The 50th New Zealand Music Awards saw Broods and Marlon Williams crowned the big winners on the night, but it was presenter Taika Waititi who made the biggest impression – and not in a good way. Despite telling TV Guide prior to the event that “he was there to ensure everyone has fun,” viewers were left unimpressed with an “abundance of penis jokes” and “belligerent attitude” from Waititi. Where the heck was the mannequin challenge when we needed it?

Chris Isaak performs at LynnMall Shopping Centre (1997)

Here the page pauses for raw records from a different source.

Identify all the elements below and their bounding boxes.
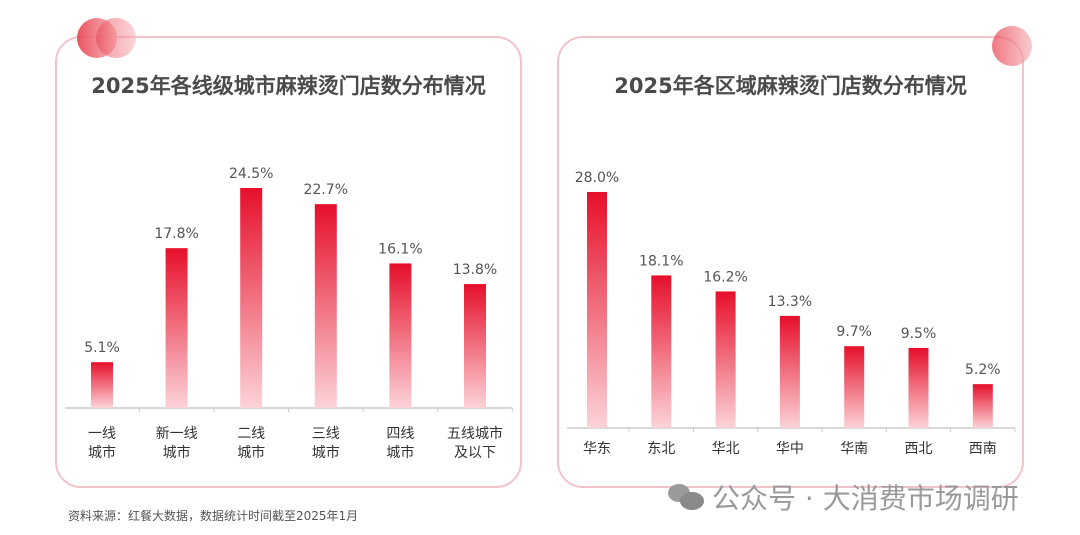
bar — [715, 291, 736, 428]
category-label: 华北 — [712, 441, 740, 457]
bar — [972, 384, 993, 428]
watermark: 公众号 · 大消费市场调研 — [668, 477, 1019, 517]
category-label: 华东 — [583, 441, 611, 457]
data-label: 13.8% — [453, 262, 497, 278]
category-label: 东北 — [647, 441, 675, 457]
decorative-circle — [992, 26, 1032, 66]
category-label: 新一线 — [156, 426, 198, 442]
category-label: 五线城市 — [447, 425, 503, 442]
chart-title: 2025年各区域麻辣烫门店数分布情况 — [614, 74, 967, 98]
category-label: 城市 — [88, 444, 116, 461]
category-label: 三线 — [312, 426, 340, 442]
data-label: 5.1% — [84, 340, 120, 356]
category-label: 城市 — [312, 444, 340, 461]
bar — [908, 347, 929, 428]
bar — [779, 315, 800, 428]
bar — [651, 275, 672, 428]
bar — [314, 204, 337, 408]
chart-title: 2025年各线级城市麻辣烫门店数分布情况 — [91, 74, 486, 98]
data-label: 13.3% — [768, 294, 812, 310]
data-label: 17.8% — [154, 226, 198, 242]
data-label: 22.7% — [304, 182, 348, 198]
decorative-circle — [96, 18, 136, 58]
category-label: 华南 — [840, 441, 868, 457]
category-label: 西南 — [969, 441, 997, 457]
data-label: 16.2% — [703, 269, 747, 285]
category-label: 城市 — [237, 444, 265, 461]
bar — [844, 346, 865, 428]
category-label: 城市 — [386, 444, 414, 461]
category-label: 一线 — [88, 426, 116, 442]
category-label: 四线 — [386, 426, 414, 442]
wechat-icon — [668, 484, 704, 510]
data-label: 9.7% — [836, 324, 872, 340]
data-label: 28.0% — [575, 170, 619, 186]
city-tier-chart-panel: 2025年各线级城市麻辣烫门店数分布情况 — [55, 36, 522, 488]
data-label: 24.5% — [229, 166, 273, 182]
data-label: 18.1% — [639, 253, 683, 269]
bar — [240, 187, 263, 408]
data-label: 5.2% — [965, 362, 1001, 378]
source-note: 资料来源：红餐大数据，数据统计时间截至2025年1月 — [68, 509, 359, 523]
bar — [165, 248, 188, 408]
watermark-text: 公众号 · 大消费市场调研 — [712, 482, 1019, 515]
bar — [91, 362, 113, 408]
category-label: 及以下 — [454, 445, 496, 461]
bar — [389, 263, 412, 408]
data-label: 16.1% — [378, 241, 422, 257]
category-label: 城市 — [163, 444, 191, 461]
data-label: 9.5% — [901, 326, 937, 342]
category-label: 华中 — [776, 441, 804, 457]
category-label: 西北 — [905, 441, 933, 457]
bar — [587, 191, 607, 428]
category-label: 二线 — [237, 426, 265, 442]
bar — [464, 284, 486, 408]
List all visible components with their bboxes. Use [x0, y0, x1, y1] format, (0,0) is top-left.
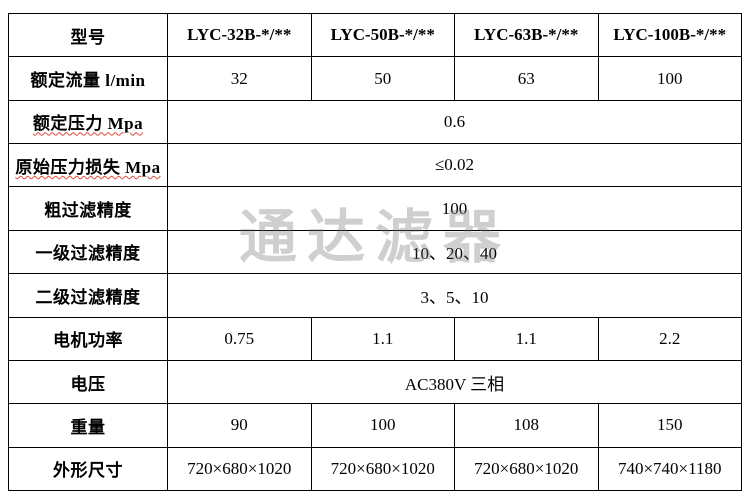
- row-value: 0.75: [167, 316, 312, 361]
- model-header-3: LYC-63B-*/**: [454, 12, 599, 58]
- row-label: 重量: [8, 403, 168, 448]
- header-label-cell: 型号: [8, 12, 168, 58]
- model-header-1: LYC-32B-*/**: [167, 12, 312, 58]
- table-body: 型号 LYC-32B-*/** LYC-50B-*/** LYC-63B-*/*…: [8, 12, 742, 492]
- row-label: 外形尺寸: [8, 446, 168, 492]
- table-row: 电压 AC380V 三相: [8, 359, 742, 405]
- row-label: 粗过滤精度: [8, 186, 168, 231]
- row-value: 720×680×1020: [454, 446, 599, 492]
- specification-table: 型号 LYC-32B-*/** LYC-50B-*/** LYC-63B-*/*…: [8, 12, 742, 492]
- model-header-4: LYC-100B-*/**: [597, 12, 742, 58]
- row-label: 原始压力损失 Mpa: [8, 143, 168, 188]
- row-value: 740×740×1180: [597, 446, 742, 492]
- row-value: 63: [454, 56, 599, 101]
- row-label: 一级过滤精度: [8, 229, 168, 275]
- row-label: 二级过滤精度: [8, 273, 168, 318]
- row-value: 90: [167, 403, 312, 448]
- row-value-merged: 3、5、10: [167, 273, 742, 318]
- table-row: 原始压力损失 Mpa ≤0.02: [8, 143, 742, 188]
- row-value: 32: [167, 56, 312, 101]
- row-value: 100: [310, 403, 455, 448]
- row-label: 电机功率: [8, 316, 168, 361]
- row-value: 1.1: [454, 316, 599, 361]
- row-value-merged: 100: [167, 186, 742, 231]
- row-value: 50: [310, 56, 455, 101]
- row-value: 2.2: [597, 316, 742, 361]
- row-value: 100: [597, 56, 742, 101]
- row-label: 额定流量 l/min: [8, 56, 168, 101]
- row-label-text: 原始压力损失 Mpa: [15, 157, 161, 177]
- row-label: 额定压力 Mpa: [8, 99, 168, 145]
- table-row: 电机功率 0.75 1.1 1.1 2.2: [8, 316, 742, 361]
- row-value: 720×680×1020: [310, 446, 455, 492]
- table-row: 一级过滤精度 10、20、40: [8, 229, 742, 275]
- table-header-row: 型号 LYC-32B-*/** LYC-50B-*/** LYC-63B-*/*…: [8, 12, 742, 58]
- row-value: 108: [454, 403, 599, 448]
- table-row: 额定压力 Mpa 0.6: [8, 99, 742, 145]
- row-value: 1.1: [310, 316, 455, 361]
- row-label: 电压: [8, 359, 168, 405]
- row-value: 720×680×1020: [167, 446, 312, 492]
- row-label-text: 额定压力 Mpa: [32, 114, 144, 134]
- table-row: 外形尺寸 720×680×1020 720×680×1020 720×680×1…: [8, 446, 742, 492]
- row-value-merged: 0.6: [167, 99, 742, 145]
- table-row: 重量 90 100 108 150: [8, 403, 742, 448]
- table-row: 粗过滤精度 100: [8, 186, 742, 231]
- table-row: 二级过滤精度 3、5、10: [8, 273, 742, 318]
- row-value-merged: ≤0.02: [167, 143, 742, 188]
- table-row: 额定流量 l/min 32 50 63 100: [8, 56, 742, 101]
- row-value-merged: 10、20、40: [167, 229, 742, 275]
- row-value: 150: [597, 403, 742, 448]
- row-value-merged: AC380V 三相: [167, 359, 742, 405]
- model-header-2: LYC-50B-*/**: [310, 12, 455, 58]
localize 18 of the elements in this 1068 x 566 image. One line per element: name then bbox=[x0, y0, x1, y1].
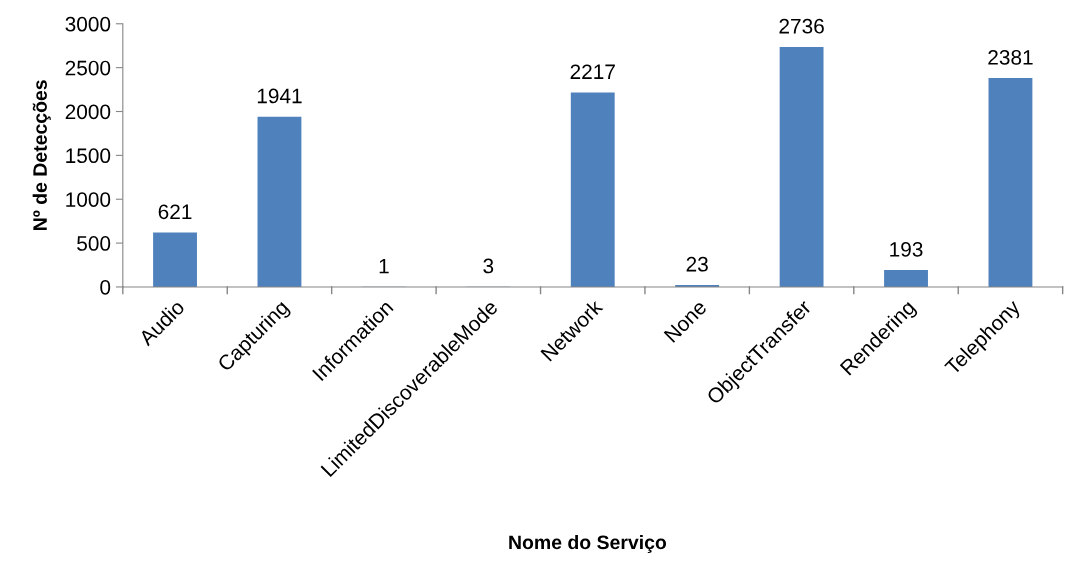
y-tick-label: 2000 bbox=[65, 104, 111, 120]
y-axis-title: Nº de Detecções bbox=[32, 80, 51, 231]
data-label: 621 bbox=[158, 204, 192, 220]
y-tick-label: 500 bbox=[77, 236, 111, 251]
data-label: 2381 bbox=[988, 49, 1033, 65]
y-tick-label: 3000 bbox=[65, 16, 111, 32]
y-tick-label: 2500 bbox=[65, 60, 111, 76]
data-label: 193 bbox=[890, 241, 923, 257]
y-tick-label: 1000 bbox=[66, 192, 111, 207]
data-label: 23 bbox=[686, 256, 708, 272]
x-axis-title: Nome do Serviço bbox=[509, 534, 667, 554]
y-tick-label: 1500 bbox=[66, 148, 111, 164]
data-label: 2217 bbox=[570, 64, 615, 79]
data-label: 1941 bbox=[257, 88, 302, 104]
data-label: 3 bbox=[483, 258, 494, 274]
data-label: 2736 bbox=[779, 18, 824, 34]
data-label: 1 bbox=[379, 259, 389, 274]
y-tick-label: 0 bbox=[100, 279, 111, 295]
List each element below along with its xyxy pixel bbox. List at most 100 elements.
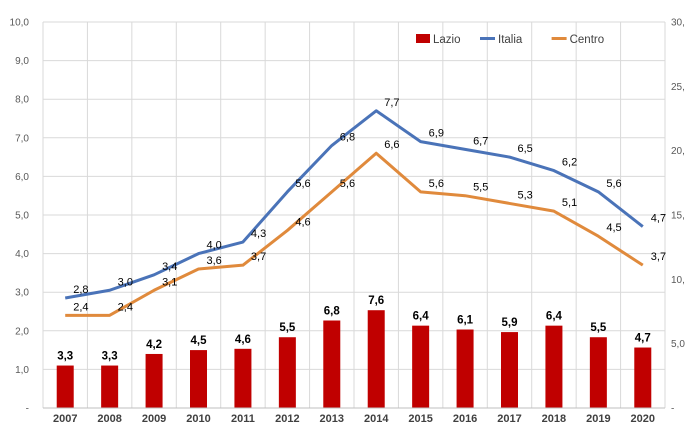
line-data-label-italia: 5,6 bbox=[295, 178, 310, 190]
line-data-label-italia: 4,0 bbox=[207, 240, 222, 252]
y-right-tick-label: 5,0 bbox=[671, 339, 685, 350]
y-axis-right: - 5,0 10, 15, 20, 25, 30, bbox=[671, 18, 685, 415]
y-left-tick-label: 7,0 bbox=[15, 133, 29, 144]
bar-lazio bbox=[190, 350, 207, 408]
bar-lazio bbox=[145, 353, 163, 408]
bar-data-label: 7,6 bbox=[368, 295, 384, 307]
x-tick-label: 2010 bbox=[186, 413, 210, 425]
line-centro bbox=[65, 151, 644, 317]
line-data-label-italia: 4,7 bbox=[651, 213, 666, 225]
x-tick-label: 2020 bbox=[631, 413, 655, 425]
bar-data-label: 6,4 bbox=[413, 311, 430, 323]
line-data-label-centro: 5,5 bbox=[473, 182, 488, 194]
line-data-label-italia: 2,8 bbox=[73, 284, 88, 296]
line-data-label-italia: 6,7 bbox=[473, 135, 488, 147]
line-data-label-italia: 6,9 bbox=[429, 128, 444, 140]
y-right-tick-label: - bbox=[671, 404, 674, 415]
y-left-tick-label: 2,0 bbox=[15, 326, 29, 337]
bar-data-label: 6,4 bbox=[546, 311, 563, 323]
y-left-tick-label: 6,0 bbox=[15, 172, 29, 183]
line-data-label-centro: 2,4 bbox=[118, 301, 133, 313]
x-tick-label: 2008 bbox=[97, 413, 121, 425]
line-data-label-italia: 3,4 bbox=[162, 261, 177, 273]
legend-label-italia: Italia bbox=[498, 34, 523, 46]
line-data-label-italia: 7,7 bbox=[384, 97, 399, 109]
bar-data-label: 5,5 bbox=[279, 322, 296, 334]
bar-data-label: 6,1 bbox=[457, 315, 474, 327]
bar-data-label: 3,3 bbox=[57, 351, 73, 363]
y-left-tick-label: 1,0 bbox=[15, 365, 29, 376]
line-italia bbox=[64, 109, 644, 300]
bar-data-label: 4,7 bbox=[635, 333, 651, 345]
bar-data-labels: 3,3 3,3 4,2 4,5 4,6 5,5 6,8 7,6 6,4 6,1 5,9 6,4 5,5 4… bbox=[57, 295, 651, 362]
line-data-label-centro: 3,6 bbox=[207, 255, 222, 267]
bar-lazio bbox=[323, 320, 341, 408]
y-left-tick-label: 8,0 bbox=[15, 95, 29, 106]
x-tick-label: 2017 bbox=[497, 413, 521, 425]
line-data-label-centro: 4,6 bbox=[295, 216, 310, 228]
y-right-tick-label: 25, bbox=[671, 82, 685, 93]
line-data-label-italia: 4,3 bbox=[251, 228, 266, 240]
bar-data-label: 5,5 bbox=[590, 322, 607, 334]
y-right-tick-label: 30, bbox=[671, 18, 685, 29]
line-data-label-centro: 2,4 bbox=[73, 301, 88, 313]
x-tick-label: 2011 bbox=[231, 413, 255, 425]
y-left-tick-label: 10,0 bbox=[10, 18, 30, 29]
line-data-labels: 2,8 3,0 3,4 4,0 4,3 5,6 6,8 7,7 6,9 6,7 6,5 6,2 5,6 4… bbox=[73, 97, 666, 314]
bar-lazio bbox=[56, 365, 74, 408]
legend-swatch-lazio bbox=[416, 34, 430, 43]
x-tick-label: 2019 bbox=[586, 413, 610, 425]
x-tick-label: 2018 bbox=[542, 413, 566, 425]
y-right-tick-label: 10, bbox=[671, 275, 685, 286]
bar-lazio bbox=[367, 310, 385, 408]
bar-data-label: 3,3 bbox=[102, 351, 118, 363]
line-data-label-italia: 6,8 bbox=[340, 132, 355, 144]
line-data-label-centro: 5,6 bbox=[429, 178, 444, 190]
gridlines bbox=[42, 21, 666, 409]
line-data-label-centro: 5,3 bbox=[518, 189, 533, 201]
line-series bbox=[64, 109, 644, 317]
y-right-tick-label: 15, bbox=[671, 211, 685, 222]
bar-data-label: 4,6 bbox=[235, 334, 251, 346]
x-tick-label: 2012 bbox=[275, 413, 299, 425]
bar-lazio bbox=[634, 347, 652, 408]
x-axis: 2007 2008 2009 2010 2011 2012 2013 2014 2015 2016… bbox=[43, 407, 665, 425]
bar-data-label: 6,8 bbox=[324, 306, 341, 318]
y-left-tick-label: 3,0 bbox=[15, 288, 29, 299]
y-left-tick-label: - bbox=[26, 404, 29, 415]
bar-data-label: 5,9 bbox=[502, 317, 518, 329]
x-tick-label: 2015 bbox=[408, 413, 432, 425]
legend-label-centro: Centro bbox=[570, 34, 605, 46]
line-data-label-italia: 6,2 bbox=[562, 157, 577, 169]
x-tick-label: 2016 bbox=[453, 413, 477, 425]
line-data-label-centro: 6,6 bbox=[384, 139, 399, 151]
x-tick-label: 2007 bbox=[53, 413, 77, 425]
y-right-tick-label: 20, bbox=[671, 146, 685, 157]
line-data-label-italia: 6,5 bbox=[518, 143, 533, 155]
line-data-label-centro: 4,5 bbox=[606, 222, 621, 234]
y-left-tick-label: 4,0 bbox=[15, 249, 29, 260]
bar-lazio bbox=[501, 332, 518, 408]
bar-lazio bbox=[101, 365, 119, 408]
bar-data-label: 4,5 bbox=[191, 335, 208, 347]
line-data-label-centro: 3,1 bbox=[162, 276, 177, 288]
bar-data-label: 4,2 bbox=[146, 339, 162, 351]
x-tick-label: 2009 bbox=[142, 413, 166, 425]
y-axis-left: - 1,0 2,0 3,0 4,0 5,0 6,0 7,0 8,0 9,0 10,0 bbox=[10, 18, 30, 415]
x-tick-label: 2014 bbox=[364, 413, 389, 425]
bar-lazio bbox=[412, 325, 430, 408]
line-data-label-centro: 3,7 bbox=[251, 251, 266, 263]
bar-series-lazio bbox=[56, 310, 652, 408]
bar-lazio bbox=[589, 337, 607, 408]
bar-lazio bbox=[278, 337, 296, 408]
line-data-label-italia: 5,6 bbox=[606, 178, 621, 190]
y-left-tick-label: 5,0 bbox=[15, 211, 29, 222]
legend-label-lazio: Lazio bbox=[433, 34, 461, 46]
line-data-label-centro: 5,1 bbox=[562, 197, 577, 209]
line-data-label-centro: 3,7 bbox=[651, 251, 666, 263]
y-left-tick-label: 9,0 bbox=[15, 56, 29, 67]
bar-lazio bbox=[545, 325, 563, 408]
line-data-label-centro: 5,6 bbox=[340, 178, 355, 190]
line-data-label-italia: 3,0 bbox=[118, 276, 133, 288]
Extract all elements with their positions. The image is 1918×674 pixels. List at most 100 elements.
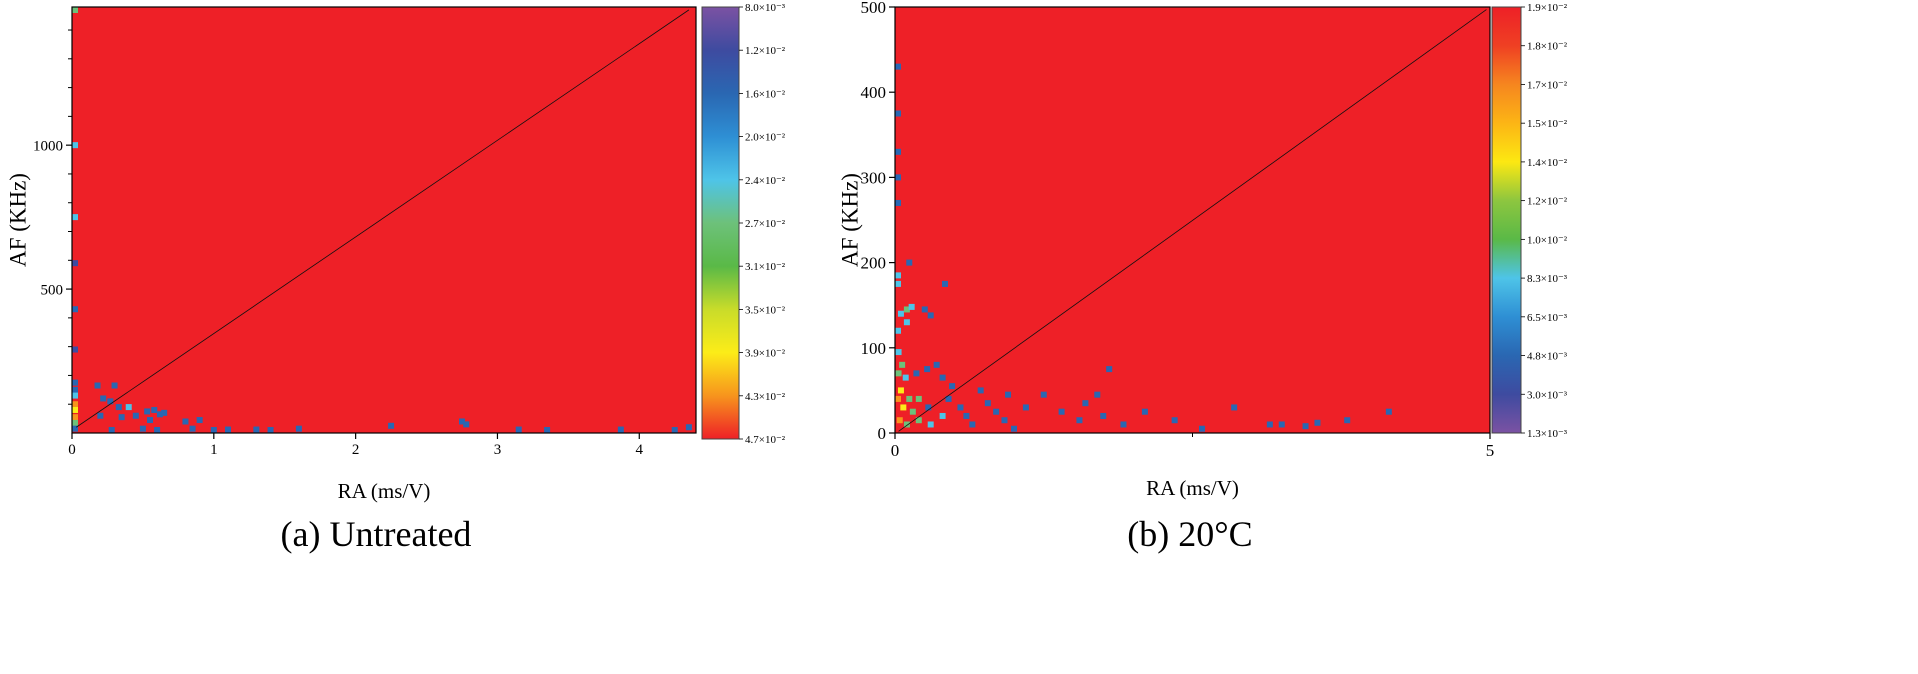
data-point (100, 395, 107, 402)
data-point (945, 395, 952, 402)
caption-untreated: (a) Untreated (281, 514, 472, 554)
data-point (463, 421, 470, 428)
data-point (895, 349, 902, 356)
data-point (1141, 408, 1148, 415)
data-point (925, 404, 932, 411)
data-point (1001, 417, 1008, 424)
y-tick-label: 500 (861, 0, 887, 17)
data-point (1314, 419, 1321, 426)
data-point (97, 412, 104, 419)
data-point (72, 392, 78, 399)
diagonal-reference-line-untreated (76, 9, 690, 428)
data-point (895, 280, 901, 287)
data-point (895, 148, 901, 155)
data-point (963, 412, 970, 419)
data-point (924, 366, 931, 373)
colorbar-label: 2.4×10⁻² (745, 175, 786, 187)
data-point (1266, 421, 1273, 428)
colorbar-label: 3.9×10⁻² (745, 348, 786, 360)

In the late 1990s, the music awards went global by inviting big international acts to attend, including Melissa Etheridge in 1996 and Chris Isaak the following year. Not only did the American singer perform to the crowds at the awards ceremony, but he also played to the lunchtime crowds at the LynnMall Shopping Centre in Auckland. “After ‘Somebody’s Crying’, guitarist Hershel Yatovitz starts picking the unmistakable opening riff to ‘Wicked Game’ and a collective sigh runs through the crowd,” this review of the surreal 45 minute performance explains. “A diminutive older woman pushes her way to the front of the crowd to get a better shot at a photo and babies have been hoisted on their parents’ shoulders for a clear view. This is not exactly what you have in mind for a happenin’ rock ‘n’ roll environment, but hey, it works.”

Paul Ego falls off the stage (2014)

Quick exits are appreciated at award ceremonies, but comedian Paul Ego took it a step too far in 2014 when he accidentally toppled off the stage. It was a shocking turn of events, particularly given the only remaining footage of the moment appears to be this GIF. I’ve watched it so many times I’ve started hearing the first few bars of ‘My Heart Will Go On’ from 1999 album of the year nominee ‘Espresso Guitar’ each time Ego makes his sudden descent.